Today it is well known that the early use of immunosuppressive therapy or the introduction of biologics in IBD is associated with, for example, a reduced risk of surgery or risk of colectomy. In addition, less hospital admissions are noted. So also in our patient, early treatment with biologics might have prevented a severe course of UC and the need for surgery.21–24
In our patient, post-colectomy treatment was successful using ciclosporin. However, other medical treatments such as tacrolimus, ustekinumab, or anti-TNFs have also been efficient in case reports or case series.25–27
Due to the rarity of the complication reported (one study identified 15 cases in over 22 years 18 ), it has also been discussed whether the diagnosis of UC might have been a misdiagnosed Crohn’s disease. However, histopathological findings of the colon specimen showed, unequivocally, the diagnosis of UC. Furthermore, epithelioid cell granulomas were not detected in the specimen of the duodenum, and there was no other evidence of CD.
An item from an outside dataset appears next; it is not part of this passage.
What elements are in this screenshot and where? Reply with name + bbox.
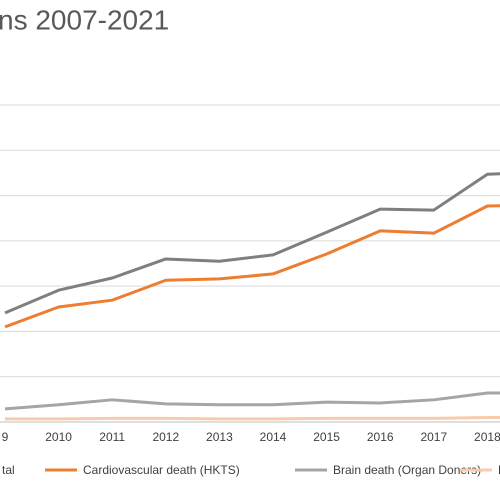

While post-colectomy enteritis is supposed to occur only once, 8 several authors describe chronic inflammation of the duodenum after colectomy.9,12,17 In one study, 18 out of 54 cases occurred within 4 weeks after colectomy, as it was the case in our patient. 14
The underlying pathomechanisms for post-colectomy enteritis are not well understood. In a retrospective analysis, patients with UC and high disease activity and the need for rescue therapies such as anti-TNF or calcineurin inhibitors seem to be at higher risk for post-colectomy enteritis. 28 Another retrospective study revealed postoperative pouchitis as a risk factor for upper GI lesions. 29
Conclusion
Hence, it is important to be aware that UC may not be exclusively restricted to the colon (and terminal ileum). Adequate therapy on a case-to-case basis is decisive in UC: steroid-sparing therapy regimens should be applied. If steroid dependency occurs, early initiation of immunosuppressives, biologics, or small molecules is mandatory for the prevention of progressive disease. However, when colectomy is needed tight follow-up after colectomy might help identify patients with this rare disease condition with involvement of the upper GI tract due to its poor outcome. Until today, our patient has been in close follow-up as recommended in other cases published and is in a clinically stable condition.